Trial 3. Supporting Father Involvement (SFI)

(P. A. Cowan, Cowan, Pruett, Pruett, & Wong, 2009).  In 2003, in collaboration with Marsha Kline Pruett and Kyle Pruett, the SFI intervention curriculum followed the same structure and a similar outline, using different activities to enliven the concepts. About two‐thirds of the couples were married, and most lived together, but all were involved as partners in raising their child. A randomized clinical trial (RCT) in four California counties included 289 low-income Mexican American and European American families and compared a 16‐session fathers‐only group with a 16‐session couples group and a 1‐session couples control condition. Fathers and mothers in the control group showed no positive and some negative changes, including a decline in marital satisfaction and increased behavior problems in the children. In the 16‐week fathers groups, fathers’ involvement in care of the children increased, but both fathers and mothers declined in marital satisfaction over the 18‐month study. By contrast, parents from the 16‐week couples groups showed increased father involvement, no increase in children’s behavior problems, and reductions in parenting stress—and as in our earlier trials, no decline in marital satisfaction.

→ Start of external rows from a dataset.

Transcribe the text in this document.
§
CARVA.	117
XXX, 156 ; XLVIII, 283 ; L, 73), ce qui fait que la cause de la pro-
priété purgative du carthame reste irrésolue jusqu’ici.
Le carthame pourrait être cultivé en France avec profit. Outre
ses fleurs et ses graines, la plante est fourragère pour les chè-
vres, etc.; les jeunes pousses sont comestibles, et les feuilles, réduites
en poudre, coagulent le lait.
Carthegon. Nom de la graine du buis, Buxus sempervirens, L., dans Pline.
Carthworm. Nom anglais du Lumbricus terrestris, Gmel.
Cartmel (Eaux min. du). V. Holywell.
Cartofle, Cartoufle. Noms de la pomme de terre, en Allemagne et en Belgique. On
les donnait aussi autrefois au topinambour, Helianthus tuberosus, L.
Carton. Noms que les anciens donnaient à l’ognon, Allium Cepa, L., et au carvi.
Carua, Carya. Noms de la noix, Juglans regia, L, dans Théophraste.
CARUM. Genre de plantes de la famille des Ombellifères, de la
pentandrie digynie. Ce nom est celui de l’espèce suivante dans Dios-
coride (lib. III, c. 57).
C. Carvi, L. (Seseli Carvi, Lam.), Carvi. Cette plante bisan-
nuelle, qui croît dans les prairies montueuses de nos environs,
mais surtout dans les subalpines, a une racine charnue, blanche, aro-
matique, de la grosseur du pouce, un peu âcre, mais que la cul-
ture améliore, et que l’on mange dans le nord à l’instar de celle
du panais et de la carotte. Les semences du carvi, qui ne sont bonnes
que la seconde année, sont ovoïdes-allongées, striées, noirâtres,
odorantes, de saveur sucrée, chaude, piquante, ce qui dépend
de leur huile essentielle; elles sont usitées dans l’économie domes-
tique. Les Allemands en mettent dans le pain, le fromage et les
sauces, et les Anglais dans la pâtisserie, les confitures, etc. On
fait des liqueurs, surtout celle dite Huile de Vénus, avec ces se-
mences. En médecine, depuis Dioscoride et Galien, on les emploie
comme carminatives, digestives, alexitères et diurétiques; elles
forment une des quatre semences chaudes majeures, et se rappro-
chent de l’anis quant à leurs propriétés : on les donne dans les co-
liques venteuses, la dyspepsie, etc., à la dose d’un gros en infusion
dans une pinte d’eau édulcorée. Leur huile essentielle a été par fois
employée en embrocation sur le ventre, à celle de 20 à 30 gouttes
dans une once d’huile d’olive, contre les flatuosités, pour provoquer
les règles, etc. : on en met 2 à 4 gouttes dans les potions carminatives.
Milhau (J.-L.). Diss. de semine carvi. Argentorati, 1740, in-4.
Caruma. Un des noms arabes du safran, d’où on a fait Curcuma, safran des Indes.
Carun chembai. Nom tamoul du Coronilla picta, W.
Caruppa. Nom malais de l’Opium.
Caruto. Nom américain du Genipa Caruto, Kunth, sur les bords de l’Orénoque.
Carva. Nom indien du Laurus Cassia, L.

Trial 4. Adding African American families to SFI

(Cowan, Cowan, Pruett, Pruett, & Gillette, 2014) included 234 new low-income Mexican American, European American, and African American families enrolled in couples groups in five California counties, using the same SFI curriculum. The evaluation found statistically significant declines in parents’ reports of violent problem solving, increases in fathers’ involvement and parent-child relationship quality, and decreases children’s aggressive behaviors. Notably, as in the prior group studies, mothers’ and fathers’ satisfaction as a couple remained stable.

Trial 5. SFI for Child Welfare- Experienced Families

(M. Pruett, Pruett, Cowan, Cowan, & Gillette, 2019) included 239 low‐income participants in five California counties; half of the families were recruited from the community and half were referred by the California Child Welfare system. In a randomized clinical trial, some couples were invited to participate in groups “immediately”, while others were placed on a waitlist and offered a chance to participate in “delayed” groups approx. 6 months later. Couples in the immediate intervention reported significantly less couple conflict, which, in turn, was related to increases in both mother-child and father-child relationship quality  followed by decreases in aggressive behaviors and depressed symptoms in the children 18 months later.  Outcomes were as positive for the child welfare‐referred families as for families recruited from the community. A surprising outcome of trials 4 and 5 is that intervention participants showed a statistically significant gain in yearly income.

Trial 6. SFI‐Alberta.

A replication with 106 couples at four sites in Calgary, Alberta, Canada (M. Pruett, Gillette, & Pruett, 2016) used a pre–post design and enlisted middle‐ and working‐class, primarily Caucasian families. Twelve months after entering the study, SFI‐Alberta participants showed significant positive change on 9 of the 11 measures used in prior SFI studies in the United States, including fathers’ involvement in care of the children, parenting stress, and improved co-parenting and parenting.

Trial 7. SFI/PasP in England

(Casey et al., 2017). Renamed ‘Parents as Partners’, this trial showed very similar positive results for low‐income parents from varied ethnic backgrounds at more than 10 sites. Changes in the first 100 participating couples—many referred for already recognized relationship and/or adjustment problems in the parents or their children—found significant reductions in parents’ anxiety and depression, parenting stress, violent problem‐solving strategies and children’s behavior problems.